Par exemple, dans le cas d’un AVC ischémique carotidien, on observe majoritairement une cécité unilatérale, une hémiplégie, des troubles sensitifs unilatéraux (paresthésies, hypoesthésie, extinction sensitive), des troubles du langage (impossibilité de parler, manque de mots, troubles de la compréhension) ou encore des troubles de l’orientation spatiale. En revanche, les AVC ischémiques vertébrobasilaires sont plutôt caractérisés par des troubles moteurs et/ou sensitifs touchant un ou plusieurs membres homos ou controlatéraux, des déficits du champ visuel (voire une cécité corticale si l’ischémie est bilatérale), une diplopie (par paralysie oculomotrice), des troubles de la déglutition, ou par un syndrome cérébelleux (hypotonie, station débout et marche difficiles, incoordination musculaire, notamment des muscles impliqués dans la phonation ou dysarthrie, la parole du malade étant « scandée » ou « aboyante » avec une amplitude de la voix variant sans cesse).
Le pronostic des AVC hémorragique est sombre, avec une mortalité de 30 à 50 % à 6 mois. Et de fréquents et lourds handicaps pour les survivants : seulement 20 % de patients indépendants au-delà de 6 mois.

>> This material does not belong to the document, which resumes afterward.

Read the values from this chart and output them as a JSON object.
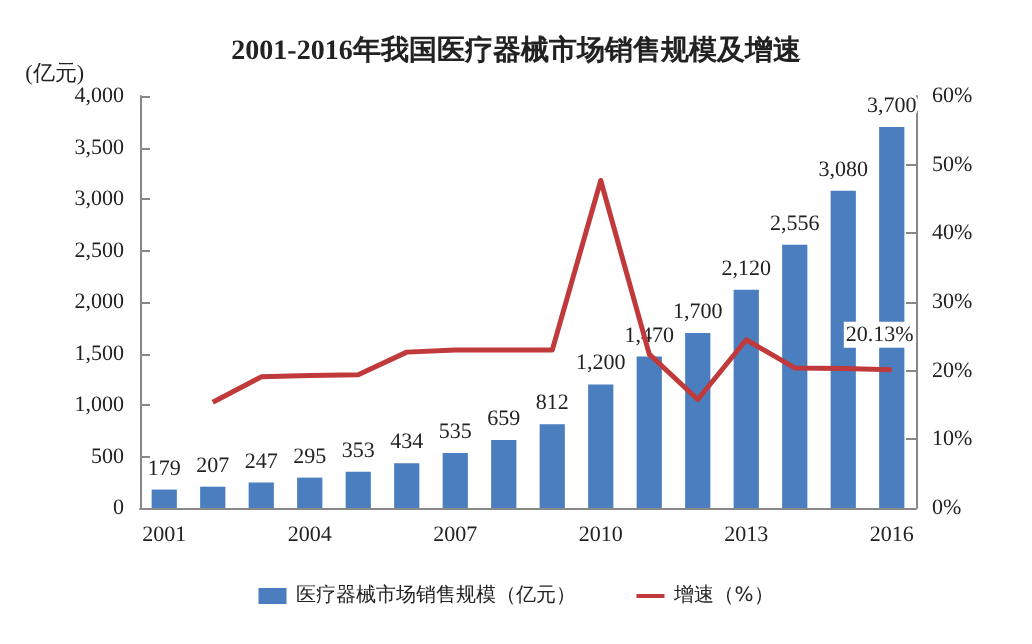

Les hématomes profonds sont les plus fréquents ; globalement, leur première cause est l’hypertension artérielle. Chez les sujets jeunes, les causes sont dominées par les malformations vasculaires et par l’angiopathie amyloïde (présence de dépôts amyloïdes dans la paroi des vaisseaux) chez les sujets âgés. On peut y ajouter les anomalies de l’hémostase (hémophilie, hypoprothrombinémie, afibrinogénémie, drépanocytose, maladie de Willebrand – la plus fréquente des maladies hémorragiques constitutionnelle est due à un déficit quantitatif du facteur Von Willebrand qui joue un rôle dans l’agrégation plaquettaire), parmi lesquels aussi les accidents des traitements par les anticoagulants.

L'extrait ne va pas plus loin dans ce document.